The U.S. oil major said it had reached the agreement with Noble Midstream on March 5, roughly a month after announcing a slightly smaller offer to buy out the pipeline operator.
Chevron became Noble Midstream’s largest customer following its all-stock acquisition of Noble Energy last year. The U.S. oil major cited increased alignment on governance of the Noble Midstream assets as the primary strategic rationale.
“We believe this buy-in transaction is the best solution for all stakeholders, enabling us to simplify the governance structure and capture value in support of our leading positions in the D-J and Permian basins,” Colin Parfitt, vice president of Chevron Midstream, said in a statement on March 5. Parfitt also serves as board chairman of Noble Midstream’s general partner.
Noble Midstream is an MLP originally formed by Noble Energy and indirectly majority-owned by Chevron. The company provides crude oil, natural gas, and water-related midstream services and owns equity interests in oil pipelines in the Denver-Julesburg (D-J) Basin in Colorado and the Permian’s Delaware Basin in Texas.
Chevron holds a roughly 62.5% stake in Noble Midstream, according to a filing from October.

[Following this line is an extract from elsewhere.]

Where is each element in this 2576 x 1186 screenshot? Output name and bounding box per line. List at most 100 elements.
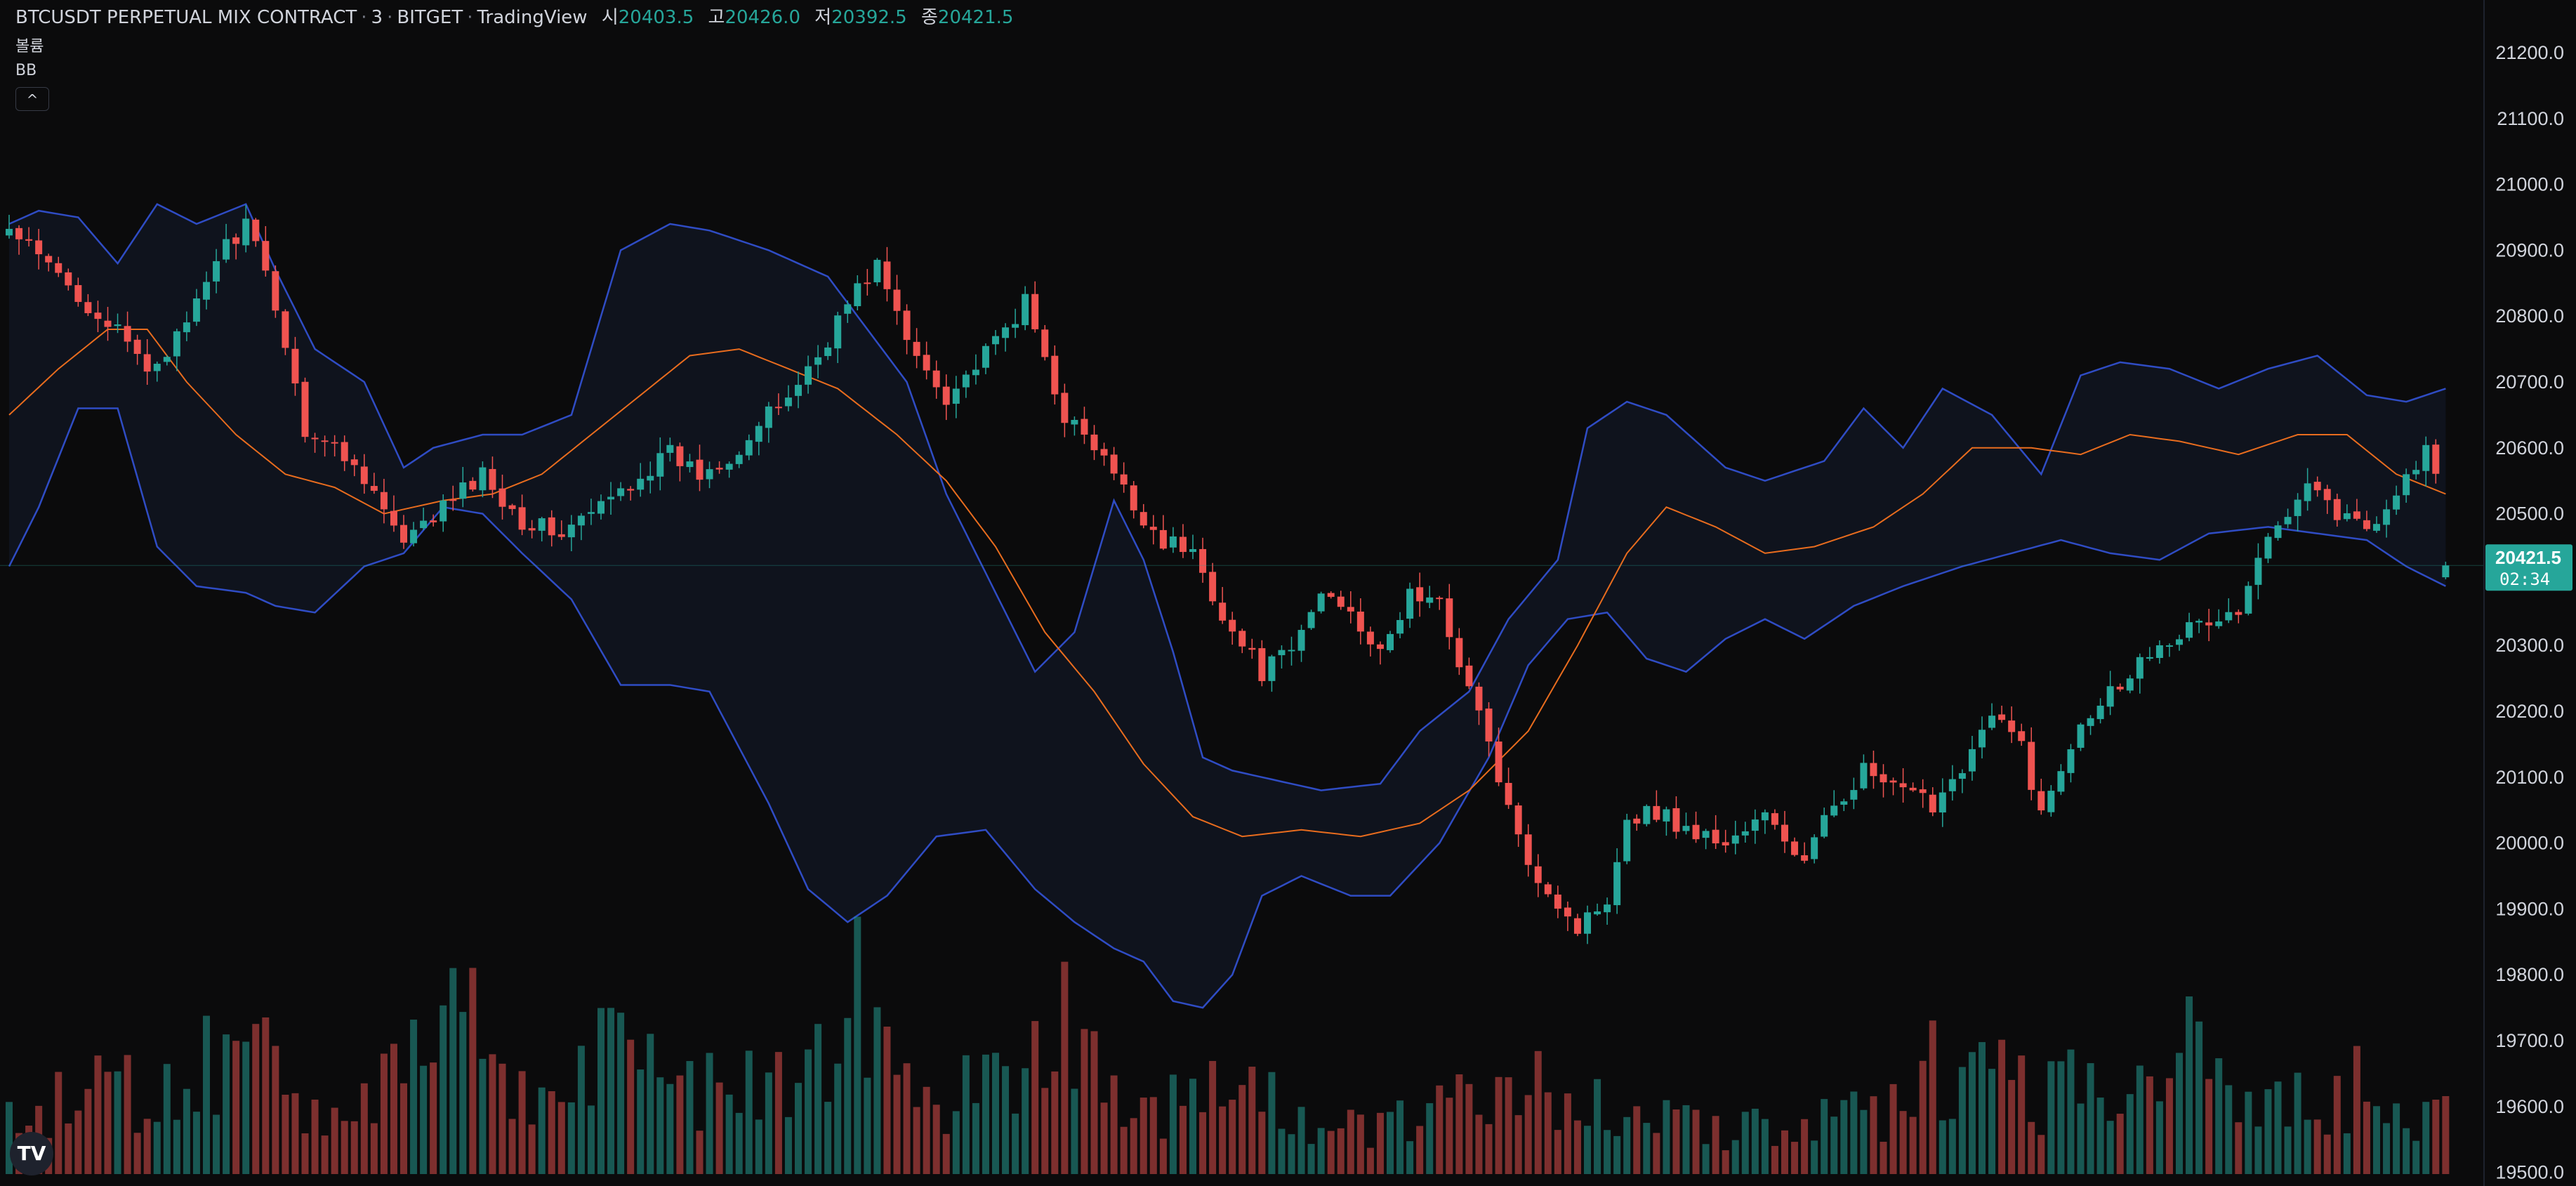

Under the new agreement, Chevron offered to acquire all 33.925 million publicly held common units representing the LP interests in Noble Midstream not already owned by Chevron and its affiliates in exchange for 0.1393 Chevron shares.
As of the closing price of Chevron stock on March 4, the offer translates to about $14.56 per Noble Midstream share. Under the original offer, announced in early February, Noble Midstream shareholders would have been paid roughly $12.47 per share.
The transaction is expected to close in the second quarter, according to a Chevron release. A subsidiary of Chevron, as the holder of a majority of the outstanding common units, has voted its units to approve the transaction.
The conflicts committee of the Noble Midstream board, comprised entirely of independent directors, unanimously approved the merger following consultation with its independent legal and financial advisers. The merger was subsequently approved by Noble Midstream’s board.
Citi is acting as financial adviser to Chevron with Latham & Watkins LLP serving as legal adviser. Janney Montgomery Scott is financial adviser and Baker Botts LLP is legal adviser to the conflicts committee of the Noble Midstream board.